WASHINGTON –– The chairman of the U.S. Catholic bishops’ subcommittee on marriage described as “unjust and a great disappointment” the decision by a federal appeals court striking down part of the Defense of Marriage Act, which says marriage is a legal union of a man and a woman.
“Redefining marriage never upholds the equal dignity of individuals because it contradicts basic human rights,” said San Francisco Archbishop Salvatore J. Cordileone, chairman of the U.S. Conference of Catholic Bishops’ Subcommittee for the Promotion and Defense of Marriage.
He issued a statement Oct. 19 about a 2-1 ruling handed down a day earlier by the 2nd U.S. Circuit Court of Appeals in Manhattan, which said the federal marriage law was unconstitutional because it failed to give equal protection to New York spouses in same-sex marriages.
It was the second appeals court ruling to find a key provision of the 1996 federal law unconstitutional. In May, the Boston-based 1st U.S. Circuit Court of Appeals ruled in favor of same-sex couples in Massachusetts, challenging what they argued was the discriminatory nature of the legislation.
The Defense of Marriage Act, known as DOMA, passed with bipartisan support and was signed into law by President Bill Clinton. It defines marriage as “a legal union between one man and one woman as husband and wife.”
The U.S. Supreme Court is expected this term to take up an appeal to rulings on the Defense of Marriage Act.
There also is an appeal pending on California’s Proposition 8, a 2008 voter-approved ban on same-sex marriage. In February of this year, a three-judge panel of the 9th Circuit affirmed a U.S. District Court judge’s ruling that Prop 8 was unconstitutional. The panel and later the full court stayed the ruling pending appeal. On July 31, it was appealed to the U.S. Supreme Court.
In his statement, Archbishop Cordileone reiterated the church’s teaching that marriage “is and can only be the union of one man and one woman,” and said this recognition “is grounded in our nature” and “obliges our consciences and laws.”
“It is a matter of basic rights –– the right of every child to be welcomed and raised, as far as possible, by his or her mother and father together in a stable home,” he said. “Marriage is the only institution whereby a man and a woman unite for life and are united to any child born from their union.
“The public good demands that the unique meaning and purpose of marriage be respected in law and society, not rejected as beyond the constitutional pale.”
Brian Brown, president of the National Organization for Marriage, which filed arguments with the appeals court before the Oct. 18 ruling, described the decision as “another example of judicial activism and elite judges imposing their views on the American people.”
He also said the ruling “further demonstrates why it is imperative” for the U.S. Supreme Court to review pending cases against the Defense of Marriage Act.
“The American people are entitled to a definitive ruling in support of marriage as the union of one man and one woman, as 32 states have determined through popular vote,” he said in a statement.
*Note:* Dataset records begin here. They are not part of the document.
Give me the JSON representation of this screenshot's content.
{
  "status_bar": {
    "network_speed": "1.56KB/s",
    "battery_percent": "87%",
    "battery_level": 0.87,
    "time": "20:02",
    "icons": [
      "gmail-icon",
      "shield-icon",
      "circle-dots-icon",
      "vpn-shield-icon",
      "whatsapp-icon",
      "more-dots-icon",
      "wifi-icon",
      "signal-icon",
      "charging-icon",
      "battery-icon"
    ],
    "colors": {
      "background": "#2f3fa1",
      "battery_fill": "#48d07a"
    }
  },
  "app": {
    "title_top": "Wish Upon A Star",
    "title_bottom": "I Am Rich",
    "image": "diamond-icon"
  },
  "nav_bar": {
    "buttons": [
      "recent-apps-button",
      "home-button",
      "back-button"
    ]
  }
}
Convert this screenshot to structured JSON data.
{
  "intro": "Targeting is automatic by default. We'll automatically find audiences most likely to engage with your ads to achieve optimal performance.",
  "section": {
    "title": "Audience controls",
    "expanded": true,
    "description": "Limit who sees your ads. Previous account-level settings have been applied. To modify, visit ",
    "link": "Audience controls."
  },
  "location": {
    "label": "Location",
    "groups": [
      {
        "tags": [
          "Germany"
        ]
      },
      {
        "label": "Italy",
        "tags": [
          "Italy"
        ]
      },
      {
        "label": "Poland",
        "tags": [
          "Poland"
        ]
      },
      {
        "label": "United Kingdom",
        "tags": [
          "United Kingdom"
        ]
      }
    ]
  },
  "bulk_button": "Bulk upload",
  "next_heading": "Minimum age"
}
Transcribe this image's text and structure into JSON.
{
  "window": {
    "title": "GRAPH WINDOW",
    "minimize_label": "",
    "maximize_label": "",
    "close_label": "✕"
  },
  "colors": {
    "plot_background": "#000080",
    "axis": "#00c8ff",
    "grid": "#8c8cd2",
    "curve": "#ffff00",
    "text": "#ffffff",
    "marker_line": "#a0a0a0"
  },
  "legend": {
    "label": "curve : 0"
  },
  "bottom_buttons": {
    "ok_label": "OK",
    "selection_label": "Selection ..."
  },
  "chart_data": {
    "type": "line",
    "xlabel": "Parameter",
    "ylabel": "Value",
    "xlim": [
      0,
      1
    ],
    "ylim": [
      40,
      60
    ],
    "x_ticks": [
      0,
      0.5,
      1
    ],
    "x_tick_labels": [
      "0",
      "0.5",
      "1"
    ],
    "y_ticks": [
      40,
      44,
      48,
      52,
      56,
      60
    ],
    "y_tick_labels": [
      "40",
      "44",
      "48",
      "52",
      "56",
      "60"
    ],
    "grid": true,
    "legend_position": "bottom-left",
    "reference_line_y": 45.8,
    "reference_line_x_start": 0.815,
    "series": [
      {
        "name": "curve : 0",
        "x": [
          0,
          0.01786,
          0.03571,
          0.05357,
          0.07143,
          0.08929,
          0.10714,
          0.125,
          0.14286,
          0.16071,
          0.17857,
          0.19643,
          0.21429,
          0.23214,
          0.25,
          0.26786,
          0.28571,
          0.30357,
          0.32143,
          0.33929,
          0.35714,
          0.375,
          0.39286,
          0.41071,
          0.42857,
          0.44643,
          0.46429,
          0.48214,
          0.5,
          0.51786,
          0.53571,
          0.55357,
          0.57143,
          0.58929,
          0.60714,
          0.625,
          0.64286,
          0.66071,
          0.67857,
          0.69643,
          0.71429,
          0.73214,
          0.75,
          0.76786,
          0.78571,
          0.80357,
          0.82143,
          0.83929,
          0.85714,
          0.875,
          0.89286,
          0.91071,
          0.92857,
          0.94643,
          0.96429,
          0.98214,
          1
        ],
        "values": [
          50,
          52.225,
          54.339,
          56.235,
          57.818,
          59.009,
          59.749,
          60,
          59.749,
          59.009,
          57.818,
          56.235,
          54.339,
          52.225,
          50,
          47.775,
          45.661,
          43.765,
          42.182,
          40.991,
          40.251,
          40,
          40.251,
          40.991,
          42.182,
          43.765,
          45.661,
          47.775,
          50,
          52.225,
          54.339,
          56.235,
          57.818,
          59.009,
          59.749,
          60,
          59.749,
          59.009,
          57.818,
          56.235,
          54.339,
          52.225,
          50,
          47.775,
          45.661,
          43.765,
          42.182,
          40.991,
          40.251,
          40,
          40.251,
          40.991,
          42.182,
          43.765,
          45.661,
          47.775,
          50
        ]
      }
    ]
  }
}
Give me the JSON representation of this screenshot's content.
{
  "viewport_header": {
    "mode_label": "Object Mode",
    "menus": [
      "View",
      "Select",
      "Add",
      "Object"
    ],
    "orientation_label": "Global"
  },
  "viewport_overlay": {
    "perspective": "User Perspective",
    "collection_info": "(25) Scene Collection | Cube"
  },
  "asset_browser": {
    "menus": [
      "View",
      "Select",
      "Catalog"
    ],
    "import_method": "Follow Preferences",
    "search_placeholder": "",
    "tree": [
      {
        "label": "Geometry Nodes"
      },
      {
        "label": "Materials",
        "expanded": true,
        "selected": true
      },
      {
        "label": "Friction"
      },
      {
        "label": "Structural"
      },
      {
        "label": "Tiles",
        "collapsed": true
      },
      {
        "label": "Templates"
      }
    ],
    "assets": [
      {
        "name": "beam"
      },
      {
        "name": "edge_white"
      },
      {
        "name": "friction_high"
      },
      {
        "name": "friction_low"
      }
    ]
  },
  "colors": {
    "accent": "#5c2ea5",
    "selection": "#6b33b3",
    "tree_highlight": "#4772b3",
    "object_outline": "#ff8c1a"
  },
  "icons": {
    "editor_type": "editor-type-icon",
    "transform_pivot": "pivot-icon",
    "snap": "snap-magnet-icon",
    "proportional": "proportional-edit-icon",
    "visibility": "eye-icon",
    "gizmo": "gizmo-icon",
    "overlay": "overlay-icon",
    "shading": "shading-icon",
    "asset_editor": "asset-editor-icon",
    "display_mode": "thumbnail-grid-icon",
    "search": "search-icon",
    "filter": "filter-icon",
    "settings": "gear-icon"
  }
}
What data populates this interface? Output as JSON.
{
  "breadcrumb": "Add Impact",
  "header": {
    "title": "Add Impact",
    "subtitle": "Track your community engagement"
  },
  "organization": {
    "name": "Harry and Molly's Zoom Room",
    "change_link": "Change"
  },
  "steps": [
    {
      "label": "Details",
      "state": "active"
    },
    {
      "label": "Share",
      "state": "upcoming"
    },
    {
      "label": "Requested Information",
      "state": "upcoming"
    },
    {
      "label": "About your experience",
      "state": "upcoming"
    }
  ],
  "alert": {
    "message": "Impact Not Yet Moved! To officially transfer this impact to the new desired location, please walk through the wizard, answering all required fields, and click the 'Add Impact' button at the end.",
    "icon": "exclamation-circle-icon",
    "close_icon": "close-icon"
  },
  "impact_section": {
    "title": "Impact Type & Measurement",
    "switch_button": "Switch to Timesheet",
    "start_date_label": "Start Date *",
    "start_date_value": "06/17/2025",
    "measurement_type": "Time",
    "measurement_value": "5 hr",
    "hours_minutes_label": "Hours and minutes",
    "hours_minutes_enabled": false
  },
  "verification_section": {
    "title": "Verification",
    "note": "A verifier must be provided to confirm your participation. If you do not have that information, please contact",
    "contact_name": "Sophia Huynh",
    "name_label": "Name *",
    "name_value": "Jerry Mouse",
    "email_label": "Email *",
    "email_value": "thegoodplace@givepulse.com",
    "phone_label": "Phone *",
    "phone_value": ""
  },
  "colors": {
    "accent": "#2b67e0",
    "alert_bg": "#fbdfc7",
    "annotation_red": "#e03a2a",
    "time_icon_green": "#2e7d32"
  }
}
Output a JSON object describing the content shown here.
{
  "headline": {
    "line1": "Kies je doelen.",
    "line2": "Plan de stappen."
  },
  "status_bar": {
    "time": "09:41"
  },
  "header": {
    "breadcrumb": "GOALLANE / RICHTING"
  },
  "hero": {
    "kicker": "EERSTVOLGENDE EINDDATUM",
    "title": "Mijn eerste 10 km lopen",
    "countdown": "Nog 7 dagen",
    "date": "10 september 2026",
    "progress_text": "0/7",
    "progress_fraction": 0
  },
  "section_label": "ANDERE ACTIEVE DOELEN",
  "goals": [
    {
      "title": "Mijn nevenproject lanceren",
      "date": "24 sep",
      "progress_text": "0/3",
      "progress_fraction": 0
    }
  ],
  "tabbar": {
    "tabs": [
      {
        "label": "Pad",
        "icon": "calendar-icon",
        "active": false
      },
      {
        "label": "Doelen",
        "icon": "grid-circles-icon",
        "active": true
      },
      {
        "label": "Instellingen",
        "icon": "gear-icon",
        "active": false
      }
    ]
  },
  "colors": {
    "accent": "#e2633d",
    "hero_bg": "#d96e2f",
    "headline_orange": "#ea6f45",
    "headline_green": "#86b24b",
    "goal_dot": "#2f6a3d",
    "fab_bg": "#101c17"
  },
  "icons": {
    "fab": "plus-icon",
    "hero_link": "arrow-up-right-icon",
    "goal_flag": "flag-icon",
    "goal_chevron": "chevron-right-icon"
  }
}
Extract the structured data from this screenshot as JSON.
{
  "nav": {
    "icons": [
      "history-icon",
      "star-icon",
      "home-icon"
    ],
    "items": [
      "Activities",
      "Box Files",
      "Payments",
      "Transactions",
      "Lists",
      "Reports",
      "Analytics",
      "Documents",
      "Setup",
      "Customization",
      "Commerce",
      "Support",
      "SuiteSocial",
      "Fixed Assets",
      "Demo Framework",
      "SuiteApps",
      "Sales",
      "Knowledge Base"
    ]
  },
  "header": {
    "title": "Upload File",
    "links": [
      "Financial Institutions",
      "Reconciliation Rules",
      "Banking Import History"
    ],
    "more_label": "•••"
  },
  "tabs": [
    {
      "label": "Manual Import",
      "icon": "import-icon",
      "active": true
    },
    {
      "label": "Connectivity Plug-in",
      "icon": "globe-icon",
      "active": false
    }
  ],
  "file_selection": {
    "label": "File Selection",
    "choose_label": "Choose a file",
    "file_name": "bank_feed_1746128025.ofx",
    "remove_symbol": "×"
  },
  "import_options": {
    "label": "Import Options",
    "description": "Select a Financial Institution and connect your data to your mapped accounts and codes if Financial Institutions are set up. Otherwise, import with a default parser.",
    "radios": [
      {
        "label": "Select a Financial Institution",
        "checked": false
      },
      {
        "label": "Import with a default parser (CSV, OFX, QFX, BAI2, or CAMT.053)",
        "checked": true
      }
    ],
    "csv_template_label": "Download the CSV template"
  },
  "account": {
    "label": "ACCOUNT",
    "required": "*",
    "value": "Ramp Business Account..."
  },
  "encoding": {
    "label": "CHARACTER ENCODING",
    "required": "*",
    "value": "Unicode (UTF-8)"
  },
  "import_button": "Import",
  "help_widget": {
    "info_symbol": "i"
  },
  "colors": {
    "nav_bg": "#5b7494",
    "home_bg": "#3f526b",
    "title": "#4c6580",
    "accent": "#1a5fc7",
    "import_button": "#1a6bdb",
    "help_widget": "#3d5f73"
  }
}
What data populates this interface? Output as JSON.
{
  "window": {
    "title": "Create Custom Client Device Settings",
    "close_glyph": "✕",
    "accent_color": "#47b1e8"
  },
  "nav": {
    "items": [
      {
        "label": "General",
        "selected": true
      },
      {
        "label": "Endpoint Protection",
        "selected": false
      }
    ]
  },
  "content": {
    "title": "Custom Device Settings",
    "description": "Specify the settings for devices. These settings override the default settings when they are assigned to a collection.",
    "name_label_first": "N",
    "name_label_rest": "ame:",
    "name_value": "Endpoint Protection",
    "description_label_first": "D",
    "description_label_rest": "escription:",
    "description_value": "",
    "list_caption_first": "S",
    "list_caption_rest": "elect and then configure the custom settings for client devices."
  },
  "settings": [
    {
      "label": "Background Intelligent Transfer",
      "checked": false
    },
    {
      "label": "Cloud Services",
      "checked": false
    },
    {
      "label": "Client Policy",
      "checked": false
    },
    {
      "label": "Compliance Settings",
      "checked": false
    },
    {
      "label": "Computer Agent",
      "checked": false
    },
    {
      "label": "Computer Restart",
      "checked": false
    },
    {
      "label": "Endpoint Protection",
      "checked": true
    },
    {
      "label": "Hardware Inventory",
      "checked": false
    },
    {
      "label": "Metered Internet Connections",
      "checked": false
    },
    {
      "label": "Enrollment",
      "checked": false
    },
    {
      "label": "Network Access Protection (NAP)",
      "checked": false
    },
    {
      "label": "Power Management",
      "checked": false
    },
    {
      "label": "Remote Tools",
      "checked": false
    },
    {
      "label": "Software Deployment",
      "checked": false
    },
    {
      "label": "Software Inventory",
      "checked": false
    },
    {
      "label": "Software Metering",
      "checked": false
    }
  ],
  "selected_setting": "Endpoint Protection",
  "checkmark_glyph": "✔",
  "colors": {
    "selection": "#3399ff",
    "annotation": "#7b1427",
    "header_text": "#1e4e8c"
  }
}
The 2nd Circuit ruling, written by Judge Dennis Jacobs, said it found no reason that the Defense of Marriage Act could be used to deny benefits to married gay couples.
It supported a lower court ruling in a case brought by Edith Windsor, who sued the government in 2010, because she was required to pay $363,053 in federal estate tax after her partner of 44 years died.
The court ruled that the Defense of Marriage Act prevented Windsor, who is 83, from being treated as a spouse even though she and Thea Spyer were married in Canada in 2007. Although their marriage was recognized under New York state law, Windsor was denied the spousal waiver from the federal estate tax after Spyer died in 2009.
Jacobs said courts should examine discrimination against homosexuals in the same way they viewed discrimination of women decades ago.
“The question is not whether homosexuals have achieved political successes over the years; they clearly have. The question is whether they have the strength to politically protect themselves from wrongful discrimination,” he wrote.